NEW DELHI - India on Thursday (March 26) announced a 1.7 trillion rupee (S$32.3 billion) financial package, comprising of direct cash transfers and free food, to help the nation’s poor weather the downturn amid the global Covid-19 pandemic.
While the government’s focus on the poor found support, economists and right-to-food activists assessed that it would not be enough in a country where more than half the population of 1.35 billion are poor.
Many said the government would need to follow up with further relief.
The package worked out to a little less than one per cent of gross domestic product (GDP), far less than what many other countries had announced, including Singapore which outlined a package amounting to almost 11 per cent of GDP on Thursday.
“A package is ready for the poor who need immediate help like migrant workers and urban and rural poor. No one will go hungry,” said Nirmala Sitharaman, India’s Finance Minister.
Among other things, she announced that 800 million people would be eligible for five kgs of free wheat or rice and one kg of free pulses per month for three months.
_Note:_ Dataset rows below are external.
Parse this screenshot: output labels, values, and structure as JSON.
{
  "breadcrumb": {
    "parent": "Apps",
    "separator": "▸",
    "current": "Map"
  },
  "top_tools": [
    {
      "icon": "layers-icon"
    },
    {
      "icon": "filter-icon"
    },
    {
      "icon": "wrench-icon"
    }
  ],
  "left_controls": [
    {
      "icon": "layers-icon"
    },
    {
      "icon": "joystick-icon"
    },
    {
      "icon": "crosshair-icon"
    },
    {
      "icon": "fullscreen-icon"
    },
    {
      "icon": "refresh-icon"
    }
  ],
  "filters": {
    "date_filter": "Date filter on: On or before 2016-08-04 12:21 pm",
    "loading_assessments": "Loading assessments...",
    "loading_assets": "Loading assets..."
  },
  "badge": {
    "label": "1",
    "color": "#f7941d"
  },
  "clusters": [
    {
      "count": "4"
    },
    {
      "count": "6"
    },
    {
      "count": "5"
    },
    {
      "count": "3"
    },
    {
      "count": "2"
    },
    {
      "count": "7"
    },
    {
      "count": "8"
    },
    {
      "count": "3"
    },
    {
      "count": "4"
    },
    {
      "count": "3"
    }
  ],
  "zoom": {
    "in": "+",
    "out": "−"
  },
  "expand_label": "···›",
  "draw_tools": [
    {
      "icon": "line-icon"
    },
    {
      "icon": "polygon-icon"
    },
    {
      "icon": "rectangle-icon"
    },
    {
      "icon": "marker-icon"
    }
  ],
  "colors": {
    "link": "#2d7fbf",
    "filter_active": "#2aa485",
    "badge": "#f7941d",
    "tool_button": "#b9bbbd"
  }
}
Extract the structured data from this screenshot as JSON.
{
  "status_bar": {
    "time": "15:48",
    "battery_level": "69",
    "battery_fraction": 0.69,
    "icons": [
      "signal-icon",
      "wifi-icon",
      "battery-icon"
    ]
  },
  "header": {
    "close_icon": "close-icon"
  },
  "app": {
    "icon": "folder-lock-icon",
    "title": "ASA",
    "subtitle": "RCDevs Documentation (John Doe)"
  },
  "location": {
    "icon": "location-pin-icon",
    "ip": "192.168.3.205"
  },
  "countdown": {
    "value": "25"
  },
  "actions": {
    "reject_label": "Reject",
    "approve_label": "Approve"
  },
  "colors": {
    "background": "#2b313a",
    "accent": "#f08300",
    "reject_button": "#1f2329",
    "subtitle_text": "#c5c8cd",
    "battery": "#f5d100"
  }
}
Poor farmers will also receive 2,000 rupees, other beneficiaries will get free gas cylinders and health care workers will enjoy medical insurance of up to 5 million rupees.
India went into lockdown from Tuesday midnight to prevent the further spread of Covid-19. The populous South Asian country has witnessed a spike in patients with over 649 cases and 13 deaths.
The government is hoping to break the chain of transmission by keeping people indoors although there is widespread concern that not enough testing is being done.
The complete cessation of economic activity is hitting the poor the hardest. Daily wage labourers have lost their jobs with thousands trekking across different parts of the country in a desperate bid to reach home. Some have been left stranded after train and inter-state bus services were suspended.
“The good thing is the free food. It is a very important and necessary measure,” Prof Jayati Ghosh, a development economist and professor at the Jawaharlal Nehru University, said in response to the government’s financial package.
“This is the biggest attack on livelihood that I have seen coming from the demand and supply side. Over 50 per cent of the population have no means of earning an income for the foreseeable future. How are they to survive?”
Thursday’s package supplements handouts by different state governments. The northern state of Uttar Pradesh has announced cash handouts of 1,000 rupees per month for daily wage earners while Punjab is giving 3,000 rupees to every registered construction worker in the northern state.
“It’s very uncharted territory. To be fair to the government anything it would have announced would have not been enough. Unless they went the developed country route of allotting 10 per cent of GDP,” said Prof Amit Basole, Associate Professor at Azim Premji University.
“The question is how is the money going to get to the beneficiaries. One of the things to consider is you don't want crowds in the banks.”
The announcement of the financial package raised demands for an economic stimulus package for industry and this is expected in the coming days.
“The entire package is expected to alleviate the difficulties currently being faced by the poor and the distressed. However, the government could be more aggressive in its spending with an overall fiscal stimulus at 2.5 to 3 per cent of GDP if the disruptions continue for the next 3 months,” said Mr Chandrajit Banerjee, Director General, Confederation of Indian Industry.
A stimulus package of that magnitude would amount to about 4.2 trillion rupees.